Sometimes it seems America’s Republicans only like limited government when they’re not in charge. Certainly supporters of Donald Trump, a businessman and candidate for the party’s 2016 presidential nomination, fall into this category.
In his latest column for The Washington Post, George Will wonders why conservatives should back a man who until recently wasn’t even a Republican and is at best indifferent to conservative tenets.
Trump supported Barack Obama’s stimulus and advocates higher taxes. He changed his mind on abortion rights and marriage equality but still supports legalizing drugs (a few years ago anyway, he might have reversed his position on that as well). Trump’s appeal derives primarily from his anti-immigration rhetoric — which, as Will points out, may drive even more Asian American and Hispanic voters away from the party.
There is also a dispiriting irony in Trump’s instance that all it takes to “make America great again” is good leadership.
The administrative state’s intrusiveness (e.g., its regulatory burdens), irrationalities (e.g., the tax code’s toll on economic growth), incompetence (Amtrak, ethanol, etc.) and illegality (we see you, IRS) may benefit the principal architect of this state, the Democratic Party.
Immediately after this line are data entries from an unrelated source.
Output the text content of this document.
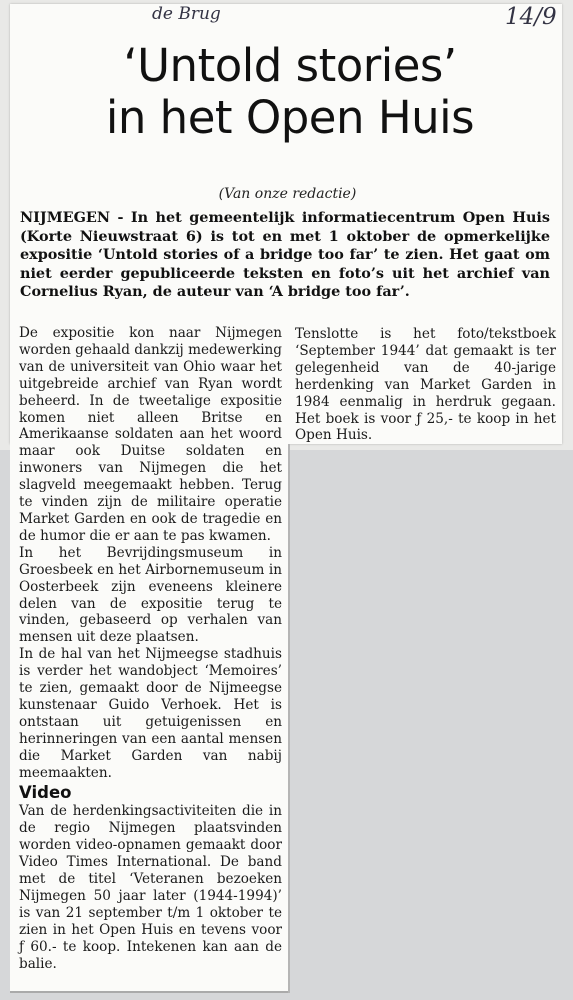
de Brug	14/9
‘Untold stories’
in het Open Huis
(Van onze redactie)
NIJMEGEN - In het gemeentelijk informatiecentrum Open Huis (Korte Nieuwstraat 6) is tot en met 1 oktober de opmerkelijke expositie ‘Untold stories of a bridge too far’ te zien. Het gaat om niet eerder gepubliceerde teksten en foto’s uit het archief van Cornelius Ryan, de auteur van ‘A bridge too far’.

De expositie kon naar Nijmegen worden gehaald dankzij medewerking van de universiteit van Ohio waar het uitgebreide archief van Ryan wordt beheerd. In de tweetalige expositie komen niet alleen Britse en Amerikaanse soldaten aan het woord maar ook Duitse soldaten en inwoners van Nijmegen die het slagveld meegemaakt hebben. Terug te vinden zijn de militaire operatie Market Garden en ook de tragedie en de humor die er aan te pas kwamen.

In het Bevrijdingsmuseum in Groesbeek en het Airbornemuseum in Oosterbeek zijn eveneens kleinere delen van de expositie terug te vinden, gebaseerd op verhalen van mensen uit deze plaatsen.

In de hal van het Nijmeegse stadhuis is verder het wandobject ‘Memoires’ te zien, gemaakt door de Nijmeegse kunstenaar Guido Verhoek. Het is ontstaan uit getuigenissen en herinneringen van een aantal mensen die Market Garden van nabij meemaakten.

Video

Van de herdenkingsactiviteiten die in de regio Nijmegen plaatsvinden worden video-opnamen gemaakt door Video Times International. De band met de titel ‘Veteranen bezoeken Nijmegen 50 jaar later (1944-1994)’ is van 21 september t/m 1 oktober te zien in het Open Huis en tevens voor ƒ 60.- te koop. Intekenen kan aan de balie.

Tenslotte is het foto/tekstboek ‘September 1944’ dat gemaakt is ter gelegenheid van de 40-jarige herdenking van Market Garden in 1984 eenmalig in herdruk gegaan. Het boek is voor ƒ 25,- te koop in het Open Huis.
This is because the other party’s talented critics of the administrative state are being drowned out by Trump’s recent discovery that Americans understandably disgusted by government can be beguiled by a summons to Caesarism.
The Atlantic Sentinel has argued that such desires for strongmen are unhealthy.
A society in which citizens are informed and willing to take responsibility for their own lives doesn’t need “strong leadership.” It needs a leadership that respects personal autonomy and privacy. Strongmen never do. They impose their values on others, mistrust citizens, including businessmen, to make wise decisions and snoop into people’s personal lives to see if they aren’t secretly insubordinate.
Big-government Democrats may be more likely to mistrust their citizens than Republicans but they too can overlook political safeguards against administrative overreach in their quest for other conservative priorities.
Will laments that while conservatives “properly execrate Obama’s executive highhandedness that expresses progressivism’s traditional disdain for the separation of powers,” those some critics despise Republican leaders in Congress for failing to impose conservatives’ unimpeded will from Capitol Hill, whatever the president’s constitutional prerogatives.
This is not principled opposition. If Republican voters are comfortable with big government as long as their party is in power, they can’t be surprised when voters in the middle don’t take seriously their complaints when Democrats are.
Nor can they expect their argument that big government is inherently unworkable to be taken seriously when they nominate for the presidency a man who believes he is uniquely qualified to make government work. Irrespective of whether he is (he isn’t), Republicans should not be looking for someone like Trump. If they mean what they say, they should be looking for a candidate who is willing to admit the limits of presidential power and commit to making government better by making it smaller.